The DECD Education Manager based at the Museum can provide professional development opportunities for teachers. These sessions are offered for travelling exhibitions and for all existing galleries within the Museum.
Professional learning sessions highlight how exhibits can be used to engage students and enrich their learning. All sessions address the Australian Curriculum are embedded with Teaching for Effective Learning (TfEL) methodologies and meet National Teacher Standards. Certificates of attendance are issued for all sessions.
Term 1 Professional Learning
Traditional Aboriginal technologies
Date Tuesday 5 April
Time 4pm -7pm
Location South Australian Museum
A 3 hour certificate of attendance aligned to the AITSL standards will be issued after the session.
Teaching traditional Aboriginal culture is an important part of the Australian Curriculum. In this professional learning, you will have the opportunity to learn from leading experts in the field and to explore the wide range of resources and programs (R-12) on offer to support your students understanding.
In the first session, Dr. Philip Jones, Senior Curator of Anthropology will guide you through the South Australian Museum’s new exhibition, Shield’s: power and protection in Aboriginal Australia. This exhibition explores the function of shields and their meaning to individuals and community.

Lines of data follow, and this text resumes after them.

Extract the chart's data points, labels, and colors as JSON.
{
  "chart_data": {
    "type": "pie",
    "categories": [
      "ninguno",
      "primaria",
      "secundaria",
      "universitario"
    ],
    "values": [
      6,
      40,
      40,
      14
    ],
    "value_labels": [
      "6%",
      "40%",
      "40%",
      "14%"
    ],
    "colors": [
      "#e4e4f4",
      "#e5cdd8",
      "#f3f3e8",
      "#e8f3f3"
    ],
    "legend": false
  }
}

In the second session, Karen Hogan, DECD Education Manager will showcase all the educational resources available to support teachers and student learning. These resources address Australian curriculum and cover years Reception to 10 and include newly developed resources: Aboriginal bark painting eBook and a year 8 audio trail.
There will then be a break where you can have a complementary glass a wine and chat with colleagues.
The third session is attendance to the Museum’s April Sprigg lecture. Sprigg lectures are designed to provide visitors to the latest research and thinking. Dr. Rachel Popelka Filcoff, Flinders University school of Chemical and Physical Sciences will be speaking about her current research into ancient ochres. Indigenous Australians have been using ochre and other natural mineral pigments for a variety of cultural uses such as rock art and body decoration, since some of the earliest known human occupation of Australia.